5月度の全国企業倒産(負債額1,000万円以上)は、負債総額は1,158億5,200万円。倒産件数は、前年同月比7.3%減(53件減)で3カ月連続で前年同月を下回った。5月としては1990年(501件)以来、26年ぶりに700件を割り込んだ。金融機関が中小企業のリスケ要請等に柔軟に応じていることや、大手企業を中心とした業績拡大による景気の底上げなども影響して、依然として低水準な推移が続いている。
負債総額は、前年同月比9.3%減(119億300万円減)で3カ月連続で前年同月を下回り、5月としては過去20年間で最小規模にとどまった。負債1億円未満が486件(構成比72.4%)と全体の7割を占めるなど、小規模な倒産が多い状況に変化がない。

 

地区別では、東北が今年最多で2カ月連続で前年同月の件数を上回った。5月の地区別件数は、9地区のうち5地区で前年同月を下回った。
こうしたなか、東北が今年最多の35件(前年同月比25.0%増)で2カ月連続で前年同月を上回った。東北の産業別では、飲食料品などの製造業(3→9件)やサービス業他(6→8件)で件数を押し上げた。県別では、原発事故の賠償金などを下支えに倒産が抑制されてきた福島(3→10件)が2011年5月(13件)以来、5年ぶりに2ケタの件数が発生した。
このほか、中国33件(同10.0%増)が5カ月ぶり、北海道18件(同12.5%増)が3カ月ぶりに前年同月を上回った。

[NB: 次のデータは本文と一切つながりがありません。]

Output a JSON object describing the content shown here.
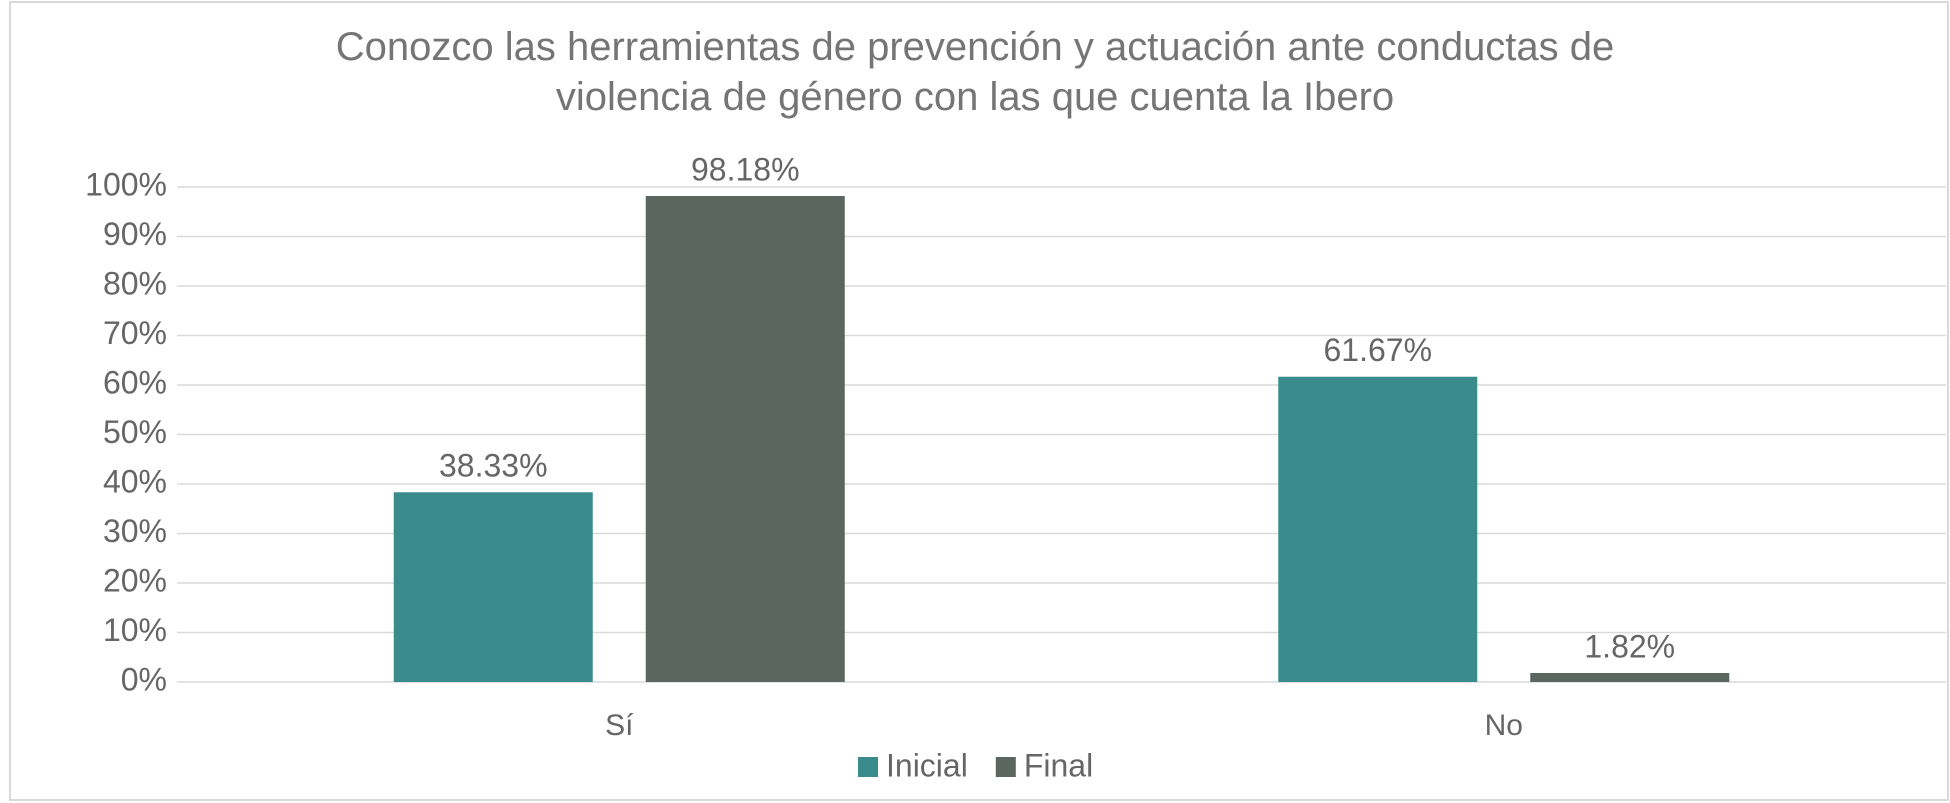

一方、九州は48件(前年同月比14.2%減)で6カ月連続の減少。近畿147件(同20.5%減)と関東263件(同5.7%減)は、それぞれ3カ月連続で前年同月を下回った。北陸は16件(同11.1%減)で6カ月ぶり、四国が13件(同7.1%減)で2カ月ぶりに前年同月より減少した。中部は前年同月同数の98件だった。